Vorbei sind die Zeiten, in denen ein Werk über Jahre hinweg das immer gleiche Auto baute. Der Trend geht zu häufigeren Modellwechseln und zu kleineren Stückzahlen. Eine Autofabrik mit einer einzigen Produktionslinie, die sich für die Herstellung mehrerer Modelle eignet – so sieht die Zukunft aus.

„Dafür muss die Produktion flexibler werden, dafür sind mehr Roboter und eine höhere Digitalisierung nötig“, sagt Andreas Nüchter, Professor für Informatik an der Julius-Maximilians-Universität Würzburg.

3D-Modelle von Fertigungsstraßen

An dieser Aufgabe arbeitet Nüchter mit. Sein Team (Dorit Bormann, Florian Leutert und Johannes Schauer) unterstützt die Gruppe „Virtuelle Techniken der Konzernforschung“ der Volkswagen AG bei der Digitalisierung von Fertigungsstraßen zur Vorbereitung eines Modellwechsels:

Die Informatiker schicken dafür bei laufendem Betrieb einen 3D-Scanner durch die Fertigung; aus den Daten erzeugen sie dann virtuelle dreidimensionale Abbilder der Produktionsanlage. Am Ende simulieren sie, wie die Fertigungsstraße für die Herstellung des neuen Modells umgebaut werden muss.

Das Scannen und das Auswerten der Daten dauert etwa einen Monat. Warum dieser Aufwand, wo es doch Baupläne der Fertigungsanlagen gibt? „Diese Pläne sind nie aktuell, weil in der laufenden Produktion ständig kleinere Anpassungen durchgeführt werden“, erklärt der Professor. „Darum ließ man bisher Styropormodelle der neuen Autotypen durch die Fertigung laufen, um Engstellen und andere Hindernisse zu finden“, so Nüchter.

Die Lösung der Würzburger Wissenschaftler ist da zeitgemäßer. Mit dem 3D-Scanner können sie außerdem schwer zugängliche Bereiche erfassen – etwa die Tunnel, in denen die Lackierung der Fahrzeuge getrocknet wird.

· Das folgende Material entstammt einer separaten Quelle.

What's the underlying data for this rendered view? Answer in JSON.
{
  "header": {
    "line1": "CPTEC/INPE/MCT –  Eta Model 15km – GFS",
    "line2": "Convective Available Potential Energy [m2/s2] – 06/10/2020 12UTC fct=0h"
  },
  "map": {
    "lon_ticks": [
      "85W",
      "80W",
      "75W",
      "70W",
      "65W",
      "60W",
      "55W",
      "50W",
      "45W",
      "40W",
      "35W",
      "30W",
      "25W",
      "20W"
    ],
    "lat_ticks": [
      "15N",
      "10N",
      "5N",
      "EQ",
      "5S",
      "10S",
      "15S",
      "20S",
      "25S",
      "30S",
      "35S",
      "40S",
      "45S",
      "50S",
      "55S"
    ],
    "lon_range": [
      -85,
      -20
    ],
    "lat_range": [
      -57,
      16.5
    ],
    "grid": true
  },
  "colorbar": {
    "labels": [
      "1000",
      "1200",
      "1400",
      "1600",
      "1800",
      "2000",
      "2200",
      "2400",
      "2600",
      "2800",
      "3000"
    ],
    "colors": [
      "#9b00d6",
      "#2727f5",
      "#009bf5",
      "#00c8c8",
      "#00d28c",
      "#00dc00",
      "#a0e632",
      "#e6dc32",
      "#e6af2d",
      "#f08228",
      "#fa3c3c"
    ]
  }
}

„Im Auftrag von Volkswagen haben wir diesen Prozess im Zuge der Neuanläufe bei den Modellen Tiguan und Crafter durchexerziert“, sagt Nüchter. Dabei zeigte sich unter anderem, dass für die Crafter-Produktion vor allem die Decken der Fertigungshallen umgebaut werden mussten, um Kollisionen zu vermeiden.

Automatisierte Datenauswertung als Ziel

Die Herausforderung bei dieser Arbeit liegt nicht im Scannen der Produktionsumgebung, sondern im Auswerten der Scan-Daten. „Wir versuchen darum, diesen Schritt weitgehend zu automatisieren“, erklärt Nüchter. Derzeit arbeitet sein Team unter anderem daran, die entsprechende Software weiterzuentwickeln.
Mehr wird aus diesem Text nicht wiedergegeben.